Bir aşı ve ilaç geliştirilmesi durumunda, bunu öncelikle kimlerin kullanacağı, küresel hacimde üretimin nasıl olacağı da daha şimdiden tartışılan önemli bir sorun. En ucuz, herkesin en kısa sürede aşı veya ilaca ulaşması nasıl mümkün olur, bile tartışılıyor. Aşı veya ilacın bir şirketin ve ülkenin malı olamayacağı düşüncesi de bu kapsamda dile getiriliyor.

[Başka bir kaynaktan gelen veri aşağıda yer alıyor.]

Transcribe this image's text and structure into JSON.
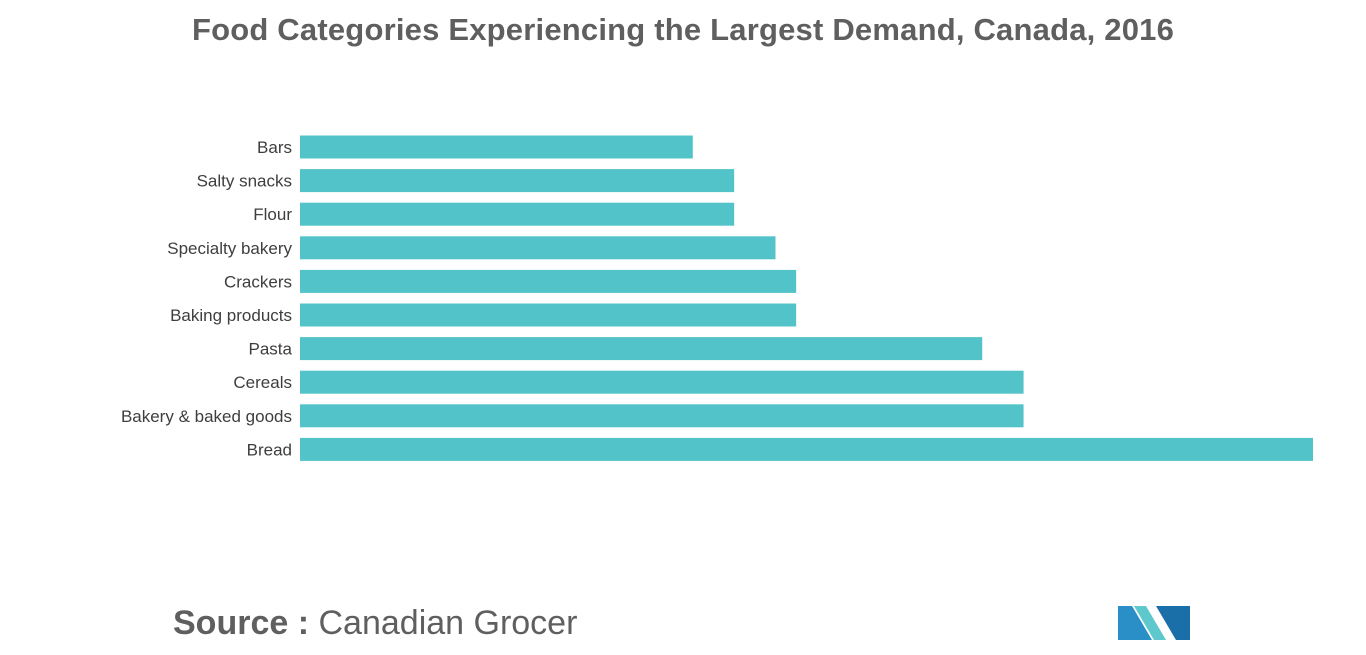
{
  "chart_data": {
    "type": "bar",
    "orientation": "horizontal",
    "title": "Food Categories Experiencing the Largest Demand, Canada, 2016",
    "categories": [
      "Bars",
      "Salty snacks",
      "Flour",
      "Specialty bakery",
      "Crackers",
      "Baking products",
      "Pasta",
      "Cereals",
      "Bakery & baked goods",
      "Bread"
    ],
    "values": [
      38,
      42,
      42,
      46,
      48,
      48,
      66,
      70,
      70,
      98
    ],
    "xlim": [
      0,
      98
    ],
    "axis_labels_shown": false,
    "grid": false,
    "bar_color": "#52c4c9"
  },
  "source": {
    "label": "Source :",
    "text": "Canadian Grocer"
  },
  "logo": {
    "icon": "mordor-intelligence-logo",
    "colors": [
      "#2a8fc7",
      "#5ec8cc",
      "#1a6fa8"
    ]
  }
}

Ama yine de ülkemizin bilim güçlerinin aşı ve ilaç araştırma ve üretimlerinde yeni çözümler ve uzun vadeli araştırmalara odaklanmasının planlanması şart. Bu alan, ne kısa süre önce yaşadığımız gibi kişisel şov kaldırır ne de “dünyada üretirler, bize de düşer” gibi bir yaklaşımı kabul edebilir.
Bunun için üniversitelerin başlarında hırs, düşmanlık veya siyasal bağımlılıkla hareket edecek insanlar bulunmamalı. Bilim güçlerinin önünü açacak yönetimler işbaşına gelmeli. Sağlık araştırmaları, her yönüyle yeniden planlanmalı.
Ülkenin elini, ayağını bağlamayın
Daha da önemli bir konu, ülkeyi yönetenlerin, tüm ülkenin tüm milletin yönetici olmayı başarmaları konusudur. Şunu anlamakta zorlanıyor insan: Ekonomi şimdi de virüsle birlikte daha ağır bir darbe yemişken, krizden en çok etkilenen milyonlarca insan temel yaşam ihtiyaçlarını bile karşılayamayacak bir duruma sürüklenmişken, rejimin birleştirici değil, muhalefeti eskisi gibi dışlayıcı, toplumu parçalayıcı siyaseti elden bırakmamış olmasıdır.
AKP’li Cumhurbaşkanı’nın, muhalefeti ve gerçeğin peşinde koşan gazetecileri “temizlenecek virüsler” olarak görmesi, bu ülkeyi yönetmekten giderek acizliğe düştüklerinin dile getirilmesi mi oluyor?
İçişleri Bakanı Soylu’nun yardım topladıkları gerekçesiyle İstanbul ve Ankara gibi büyükşehir belediyeleri hakkında, paralara ve hesaplara el koyduktan sonra, şimdi de soruşturma açma hazırlığına girmesi, milletin birliğini değil parçalanmasını öngören politikaların iktidara egemen olduğunu gösteriyor.
Böyle dönemlerde ne bu politikaların geçerliliği olmalı ne de Soylu gibi politikacılara ihtiyaç.
Soylu, AKP’li Cumhurbaşkanı’nın politikalarının en sert uygulayıcısı olduğunu göstermektedir ve bu da neden geri çağrıldığını açıklamaktadır.
Milleti bölmeyin, ülkeyi germeyin kucaklayın, yerel yönetimlerin elini ayağını bağlamayı siyaset sanmayın. Olsa olsa ülkenin elini kolunu bağlamış oluyorsunuz.